Petani Milenial, Kementan Lepas `Young Farmer Leaders Training` ke Jepang

INDOPOSCO.ID – Guna mendapatkan petani milenial berkualitas global, Kementerian Pertanian RI pada Minggu (21/11) melepas sejumlah petani muda ke Jepang, untuk mengikuti Young Farm Leaders Training Program In Japan selama 11 bulan. Mereka telah mengikuti pelatihan di BBPP Lembang selama 21 hari dengan materi utama bahasa dan budaya Jepang.

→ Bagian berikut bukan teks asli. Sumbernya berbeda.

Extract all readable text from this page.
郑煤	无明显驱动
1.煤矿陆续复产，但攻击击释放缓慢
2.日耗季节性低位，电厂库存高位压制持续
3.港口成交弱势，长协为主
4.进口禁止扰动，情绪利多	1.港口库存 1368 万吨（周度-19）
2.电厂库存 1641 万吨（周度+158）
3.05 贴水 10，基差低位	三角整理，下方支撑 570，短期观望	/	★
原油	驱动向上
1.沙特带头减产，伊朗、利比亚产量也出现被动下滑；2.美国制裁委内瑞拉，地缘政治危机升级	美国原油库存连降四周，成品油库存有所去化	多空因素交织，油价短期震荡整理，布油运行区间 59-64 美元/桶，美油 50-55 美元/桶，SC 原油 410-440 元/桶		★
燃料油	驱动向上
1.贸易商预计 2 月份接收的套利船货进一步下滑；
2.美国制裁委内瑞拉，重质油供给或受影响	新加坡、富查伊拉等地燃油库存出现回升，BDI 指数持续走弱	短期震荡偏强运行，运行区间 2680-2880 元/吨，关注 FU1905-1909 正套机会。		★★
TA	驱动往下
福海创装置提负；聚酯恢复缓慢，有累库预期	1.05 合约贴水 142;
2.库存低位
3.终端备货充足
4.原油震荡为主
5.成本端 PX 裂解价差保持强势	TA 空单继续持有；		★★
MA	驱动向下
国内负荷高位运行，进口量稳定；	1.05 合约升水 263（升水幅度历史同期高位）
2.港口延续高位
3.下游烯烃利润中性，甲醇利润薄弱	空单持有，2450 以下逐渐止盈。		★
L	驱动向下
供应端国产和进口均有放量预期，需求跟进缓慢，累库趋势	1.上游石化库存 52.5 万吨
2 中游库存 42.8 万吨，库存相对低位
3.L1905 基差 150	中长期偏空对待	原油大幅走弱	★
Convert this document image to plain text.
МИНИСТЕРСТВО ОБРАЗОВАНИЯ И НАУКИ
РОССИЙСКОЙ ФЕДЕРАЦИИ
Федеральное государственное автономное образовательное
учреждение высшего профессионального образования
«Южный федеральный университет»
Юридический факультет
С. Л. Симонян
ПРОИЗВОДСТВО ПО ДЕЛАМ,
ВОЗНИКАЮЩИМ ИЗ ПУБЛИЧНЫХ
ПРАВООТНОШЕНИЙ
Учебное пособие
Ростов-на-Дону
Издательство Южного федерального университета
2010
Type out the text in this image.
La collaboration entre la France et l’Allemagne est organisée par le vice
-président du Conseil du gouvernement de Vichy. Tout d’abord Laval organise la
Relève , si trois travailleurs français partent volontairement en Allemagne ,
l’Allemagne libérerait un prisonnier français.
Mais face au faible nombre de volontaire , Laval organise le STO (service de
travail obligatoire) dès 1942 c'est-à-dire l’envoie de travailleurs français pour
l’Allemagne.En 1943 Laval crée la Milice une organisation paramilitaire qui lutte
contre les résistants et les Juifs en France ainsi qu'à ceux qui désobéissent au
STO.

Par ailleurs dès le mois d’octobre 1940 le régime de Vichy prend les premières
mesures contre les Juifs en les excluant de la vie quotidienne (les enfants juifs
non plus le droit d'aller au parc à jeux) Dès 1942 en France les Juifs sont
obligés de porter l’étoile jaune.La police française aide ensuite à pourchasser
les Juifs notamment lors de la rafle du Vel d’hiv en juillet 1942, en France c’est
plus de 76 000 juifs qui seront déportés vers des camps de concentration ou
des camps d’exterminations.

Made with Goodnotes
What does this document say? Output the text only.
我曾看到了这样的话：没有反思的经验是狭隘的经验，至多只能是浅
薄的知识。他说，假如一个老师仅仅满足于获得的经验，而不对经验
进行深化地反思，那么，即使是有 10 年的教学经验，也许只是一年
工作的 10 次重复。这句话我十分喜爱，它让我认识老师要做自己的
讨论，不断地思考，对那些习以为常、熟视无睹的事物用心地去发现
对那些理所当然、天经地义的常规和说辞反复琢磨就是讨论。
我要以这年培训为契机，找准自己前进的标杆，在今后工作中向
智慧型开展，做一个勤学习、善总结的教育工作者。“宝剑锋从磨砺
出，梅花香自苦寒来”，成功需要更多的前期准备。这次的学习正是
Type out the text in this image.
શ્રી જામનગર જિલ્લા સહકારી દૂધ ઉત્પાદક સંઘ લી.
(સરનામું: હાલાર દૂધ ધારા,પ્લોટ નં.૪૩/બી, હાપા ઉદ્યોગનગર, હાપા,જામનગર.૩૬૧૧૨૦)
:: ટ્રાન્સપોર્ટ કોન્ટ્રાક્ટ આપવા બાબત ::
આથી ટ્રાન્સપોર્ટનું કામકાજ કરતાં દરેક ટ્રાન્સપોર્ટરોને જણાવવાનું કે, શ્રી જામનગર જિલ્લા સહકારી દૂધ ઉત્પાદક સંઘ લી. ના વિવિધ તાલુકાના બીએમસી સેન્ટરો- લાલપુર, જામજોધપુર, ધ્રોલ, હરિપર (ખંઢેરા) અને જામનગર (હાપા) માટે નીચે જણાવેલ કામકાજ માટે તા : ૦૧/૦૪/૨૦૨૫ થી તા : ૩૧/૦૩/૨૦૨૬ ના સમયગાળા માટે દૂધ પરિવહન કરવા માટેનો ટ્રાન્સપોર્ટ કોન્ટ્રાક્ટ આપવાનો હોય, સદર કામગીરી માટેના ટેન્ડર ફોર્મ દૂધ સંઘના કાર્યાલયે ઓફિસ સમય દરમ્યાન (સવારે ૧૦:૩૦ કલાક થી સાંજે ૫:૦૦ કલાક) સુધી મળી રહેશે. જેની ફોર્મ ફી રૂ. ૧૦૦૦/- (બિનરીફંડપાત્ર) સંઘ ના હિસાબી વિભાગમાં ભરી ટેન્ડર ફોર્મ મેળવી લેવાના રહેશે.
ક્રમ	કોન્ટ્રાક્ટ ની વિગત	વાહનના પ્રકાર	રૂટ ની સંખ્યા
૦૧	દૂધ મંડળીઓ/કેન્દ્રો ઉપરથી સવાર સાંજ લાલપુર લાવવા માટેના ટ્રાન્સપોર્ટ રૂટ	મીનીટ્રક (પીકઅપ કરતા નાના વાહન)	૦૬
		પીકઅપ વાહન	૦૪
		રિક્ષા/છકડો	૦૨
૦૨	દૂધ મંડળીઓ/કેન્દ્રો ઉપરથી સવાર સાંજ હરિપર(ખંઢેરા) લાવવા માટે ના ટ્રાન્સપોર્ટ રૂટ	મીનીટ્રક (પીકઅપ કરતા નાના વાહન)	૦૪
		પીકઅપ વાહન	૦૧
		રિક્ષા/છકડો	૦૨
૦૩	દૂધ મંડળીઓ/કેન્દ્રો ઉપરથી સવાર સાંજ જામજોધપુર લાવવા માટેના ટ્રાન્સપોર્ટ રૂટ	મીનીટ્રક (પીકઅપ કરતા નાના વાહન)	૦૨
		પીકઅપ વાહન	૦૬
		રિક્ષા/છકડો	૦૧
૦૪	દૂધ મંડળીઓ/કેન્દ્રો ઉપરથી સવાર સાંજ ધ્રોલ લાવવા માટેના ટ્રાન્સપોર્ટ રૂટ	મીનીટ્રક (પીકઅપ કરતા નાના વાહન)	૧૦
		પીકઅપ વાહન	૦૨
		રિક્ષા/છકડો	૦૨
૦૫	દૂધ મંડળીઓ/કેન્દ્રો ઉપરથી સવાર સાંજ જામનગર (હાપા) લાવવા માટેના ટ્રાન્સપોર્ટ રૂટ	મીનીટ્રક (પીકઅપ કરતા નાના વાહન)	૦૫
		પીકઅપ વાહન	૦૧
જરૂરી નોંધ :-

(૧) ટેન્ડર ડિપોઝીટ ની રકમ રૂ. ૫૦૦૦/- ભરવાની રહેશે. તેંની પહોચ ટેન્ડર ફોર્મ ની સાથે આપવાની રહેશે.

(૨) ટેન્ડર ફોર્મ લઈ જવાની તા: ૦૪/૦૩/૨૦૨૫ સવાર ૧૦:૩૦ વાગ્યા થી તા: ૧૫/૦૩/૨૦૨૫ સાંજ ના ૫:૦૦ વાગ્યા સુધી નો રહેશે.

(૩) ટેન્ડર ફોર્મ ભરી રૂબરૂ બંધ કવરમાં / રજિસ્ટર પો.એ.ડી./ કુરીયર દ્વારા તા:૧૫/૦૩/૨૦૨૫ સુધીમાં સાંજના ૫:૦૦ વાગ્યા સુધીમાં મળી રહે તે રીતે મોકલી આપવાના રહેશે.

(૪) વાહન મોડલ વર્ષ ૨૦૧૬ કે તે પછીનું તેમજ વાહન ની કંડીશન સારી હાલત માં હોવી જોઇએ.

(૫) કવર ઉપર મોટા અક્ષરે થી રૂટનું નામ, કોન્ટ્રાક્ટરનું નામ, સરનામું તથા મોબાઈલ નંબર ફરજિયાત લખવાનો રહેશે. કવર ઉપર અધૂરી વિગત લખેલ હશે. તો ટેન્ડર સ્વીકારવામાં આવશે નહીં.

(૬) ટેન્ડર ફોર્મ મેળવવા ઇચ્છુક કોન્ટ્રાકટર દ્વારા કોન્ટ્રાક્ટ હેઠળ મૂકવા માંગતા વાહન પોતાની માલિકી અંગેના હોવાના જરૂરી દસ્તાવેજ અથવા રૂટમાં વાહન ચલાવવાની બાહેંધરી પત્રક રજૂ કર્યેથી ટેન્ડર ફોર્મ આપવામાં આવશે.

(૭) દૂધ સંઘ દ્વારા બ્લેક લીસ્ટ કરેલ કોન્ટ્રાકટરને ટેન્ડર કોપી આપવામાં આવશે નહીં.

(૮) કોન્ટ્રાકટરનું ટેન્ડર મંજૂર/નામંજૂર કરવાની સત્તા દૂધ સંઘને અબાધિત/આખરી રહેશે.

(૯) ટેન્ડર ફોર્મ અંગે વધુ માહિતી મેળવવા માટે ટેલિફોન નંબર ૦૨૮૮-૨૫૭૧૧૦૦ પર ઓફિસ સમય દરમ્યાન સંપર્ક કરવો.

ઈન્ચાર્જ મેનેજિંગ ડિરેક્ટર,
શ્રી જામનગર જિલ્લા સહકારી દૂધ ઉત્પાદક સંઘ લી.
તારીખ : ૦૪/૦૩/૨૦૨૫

Menteri Pertanian RI Syahrul Yasin Limpo mengatakan Kementan tidak main-main dalam menyiapkan petani milenial, seperti dilakukan oleh Badan Penyuluhan dan Pengembangan SDM Pertanian (BPPSDMP) dengan motivasi dan pembekalan melalui kegiatan Inaugurasi Young Farm Leaders Training Program In Japan.

“Petani milenial adalah penerus pembangunan pertanian, masa depan pertanian, karena itu kita siapkan dengan maksimal,” kata Mentan Syahrul seperti dikutip Kepala BPPSDMP Kementan, Dedi Nursyamsi di Jakarta saat melepas sejumlah petani menuju Jepang.

Dedi Nursyamsi menambahkan bahwa BPPSDMP fokus pada pembinaan generasi muda petani yang kelak akan menggantikan petani saat ini, sebagai bagian dari program regenerasi petani.

Menurutnya, Kementan khususnya BPPSDMP meluncurkan aneka program untuk mendukung peningkatan kualitas dan kompetensi petani milenial, utamanya program pelatihan di mancanegara seperti Jepang, Taiwan dan Korea Selatan yang dikenal sebagai negara maju pada sektor pertanian di kawasan Asia Pasifik.

Baca Juga : Enam Negara Ikuti Simposium Internasional SEAVEG 2021

“Sejak 1984, Kementan telah melaksanakan Peningkatan Kapasitas Pemuda Tani di Bidang Pertanian melalui Program Pelatihan dan Magang ke Jepang. Hingga saat ini sudah ada 1.384 peserta yang dikirimkan,” kata Dedi.

Dia menambahkan, sebelum bertolak ke Jepang, peserta telah mengikuti pendidikan dan pelatihan pemantapan selama 21 hari dengan materi bahasa dan budaya Jepang serta fisik, mental dan disiplin serta agribisnis modern di Balai Besar Pelatihan Pertanian (BBPP) Lembang.

“Di Jepang, 10 peserta akan belajar agribisnis dari hulu ke hilir selama 11 bulan. Berangkat pada 22 November 2021, pemberangkatan selanjutnya dijadwalkan pada akhir Desember 2021 sebanyak 21 orang,” kata Dedi yang menempuh pendidikan S2 di Universitas Hokaido, Jepang pada tahun 2000.